Problem source

A sequence of numbers $t_0$, $t_1$, $t_2$, $\ldots\,$ satisfies
\[
\ \ \ \ \ \ \ \ \ \ \ \ \ \ \ \ \ \ \ \ \ \ \ \  
t_{n+2} = p t_{n+1}+qt_{n}  \ \ \ \ \ \ \ \ \ \ (n\ge0),
\]
where $p$ and $q$ are real. Throughout this question, $x$, $y$ and $z$ are non-zero real numbers.
\begin{questionparts}
\item Show that, if $t_n=x$ for all values of $n$, then $p+q=1$ and $x$ can be any (non-zero) real number.
\item  Show that, if $t_{2n} = x$ and $t_{2n+1}=y$ for all values of $n$, then $q\pm p=1$. Deduce that either $x=y$ or $x=-y$, unless $p$ and $q$ take certain values that you should identify.
\item 
Show that, if $t_{3n} = x$,  $t_{3n+1}=y$ and $t_{3n+2}=z$ for all values of $n$, then
\[ 
p^3+q^3 +3pq-1=0\,.
\]
 Deduce that either $p+q=1$ or $(p-q)^2 +(p+1)^2+(q+1)^2=0$. Hence show that either $x=y=z$ or $x+y+z=0$.
\end{questionparts}

Solution source

\begin{questionparts}
\item Suppose $t_n = x$ for all $n$, then we must have

\begin{align*}
&& x &= p x + q x \\
\Leftrightarrow && 1 &= p+q
\end{align*}
and this clearly works for any value of $x$.

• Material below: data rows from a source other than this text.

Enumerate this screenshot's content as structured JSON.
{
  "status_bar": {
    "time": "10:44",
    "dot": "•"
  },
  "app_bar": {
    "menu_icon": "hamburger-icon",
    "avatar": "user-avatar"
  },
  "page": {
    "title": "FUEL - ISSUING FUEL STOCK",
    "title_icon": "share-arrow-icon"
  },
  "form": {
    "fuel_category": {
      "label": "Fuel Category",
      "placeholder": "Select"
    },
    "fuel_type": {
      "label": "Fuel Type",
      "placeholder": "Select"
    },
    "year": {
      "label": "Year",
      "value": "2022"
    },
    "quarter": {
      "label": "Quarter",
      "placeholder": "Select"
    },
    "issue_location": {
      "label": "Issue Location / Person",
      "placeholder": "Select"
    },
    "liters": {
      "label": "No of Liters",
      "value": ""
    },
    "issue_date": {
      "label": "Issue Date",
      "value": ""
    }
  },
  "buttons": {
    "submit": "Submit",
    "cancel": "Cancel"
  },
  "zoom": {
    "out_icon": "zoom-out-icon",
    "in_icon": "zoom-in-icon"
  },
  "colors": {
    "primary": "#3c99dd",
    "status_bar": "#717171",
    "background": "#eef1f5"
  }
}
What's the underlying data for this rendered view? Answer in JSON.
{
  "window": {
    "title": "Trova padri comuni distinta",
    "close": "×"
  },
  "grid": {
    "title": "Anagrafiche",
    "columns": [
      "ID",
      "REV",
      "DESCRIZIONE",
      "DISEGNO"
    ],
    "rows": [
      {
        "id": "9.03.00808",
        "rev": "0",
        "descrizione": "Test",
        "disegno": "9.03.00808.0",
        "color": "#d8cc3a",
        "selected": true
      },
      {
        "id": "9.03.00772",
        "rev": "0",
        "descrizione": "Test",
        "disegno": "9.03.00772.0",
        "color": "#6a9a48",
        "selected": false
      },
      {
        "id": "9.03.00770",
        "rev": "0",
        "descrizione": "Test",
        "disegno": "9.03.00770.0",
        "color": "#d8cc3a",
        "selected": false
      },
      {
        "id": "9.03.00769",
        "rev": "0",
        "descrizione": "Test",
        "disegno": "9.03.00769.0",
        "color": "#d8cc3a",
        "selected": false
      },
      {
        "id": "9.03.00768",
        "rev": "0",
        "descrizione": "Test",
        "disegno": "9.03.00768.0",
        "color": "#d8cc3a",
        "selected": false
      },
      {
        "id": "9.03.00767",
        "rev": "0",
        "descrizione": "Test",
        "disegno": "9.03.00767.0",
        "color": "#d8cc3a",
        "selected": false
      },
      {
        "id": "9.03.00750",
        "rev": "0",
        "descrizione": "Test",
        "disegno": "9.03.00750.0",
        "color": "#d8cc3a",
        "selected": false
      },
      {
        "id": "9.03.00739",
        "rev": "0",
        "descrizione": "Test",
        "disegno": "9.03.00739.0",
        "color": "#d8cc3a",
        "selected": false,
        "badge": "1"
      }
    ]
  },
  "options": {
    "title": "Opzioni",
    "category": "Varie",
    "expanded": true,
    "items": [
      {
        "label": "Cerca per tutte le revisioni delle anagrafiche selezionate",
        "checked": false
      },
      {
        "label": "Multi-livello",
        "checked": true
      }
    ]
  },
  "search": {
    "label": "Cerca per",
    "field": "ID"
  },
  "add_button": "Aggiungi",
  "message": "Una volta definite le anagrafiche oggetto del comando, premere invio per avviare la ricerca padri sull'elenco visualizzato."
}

\item Suppose $t_{2n} = x, t_{2n+1} = y$ for all $n$, then

\begin{align*}
&& x &= py + q x \\
&& y &= px + q y \\
\Rightarrow && 0 &= py + (q-1) x \\
&& 0 &= px + (q-1) y \\
\Rightarrow && p &= (q-1) \frac{x}{y} = (q-1) \frac{y}{x} \\
\Rightarrow && \frac{y}{x} = \pm 1 & \text{ or } q = 1, p = 0 \\
\Rightarrow && y = \pm x & \text{ or } (p,q) = (0,1) \\
\end{align*}

\item Suppose $t_{3n} = x$,  $t_{3n+1}=y$ and $t_{3n+2}=z$ , so

\begin{align*}
&& x &= pz + qy \\
&& y & = px + qz \\
&& z &= py + qx \\
\\
&& z &= p(px+qz) + q(pz + qy) \\
&&&= p^2x + 2pqz + q^2 y \\
&&&= p^2(pz+qy) + 2pqz + q^2(px+qz) \\
&&&= p^3 z + p^2qy + 2pqz + q^2p x + q^3 z \\
&&&= (p^3+q^3+2pq)z + pq(py+qx) \\
&&&= (p^3 + q^3 + 2pq)z + pq z \\
&&&=  (p^3 + q^3 + 3pq)z \\
\Rightarrow && 0 &=  p^3 + q^3 + 3pq- 1 \\
&&&= (p+q-1)(p^2+q^2+1+p+q-pq) \\
&&&= \tfrac12(p+q-1)((p-q)^2+(p+1)^2+(q+1)^2)
\end{align*}

Therefore $p+q = 1$ or $(p-q)^2+(p+1)^2+(q+1)^2 = 0 \Rightarrow p = q = -1$.

If $p+q = 1$, then $z = py + (1-p)x$ and $x = p(py+(1-p)x) + (1-p)y \Rightarrow (1-p+p^2)x = (1-p+p^2)y  \Rightarrow x = y \Rightarrow x=  y = z$.

If $p = q = -1$ then adding all the equations we get $x + y + z = -2(x+y+z) \Rightarrow x + y + z = 0$
\end{questionparts}

Note that what is actually going on here is that solutions must be of the form $t_n = \lambda^n$ so the only way to be constant is for $\lambda = 1$ to be a root, the only way for it to be $2$-periodic is for $\lambda = -1$ to be a root, and the only way for it to be $3$-periodic is for $\lambda = 1, \omega, \omega^2$ to be the roots (although we see this via the classic $x^3 + y^3 + z^3 - 3xyz = (x+y+z)(x + \omega y + \omega^2 z)(x+\omega^2 y +\omega z)$ which is because of the real constraint in the question.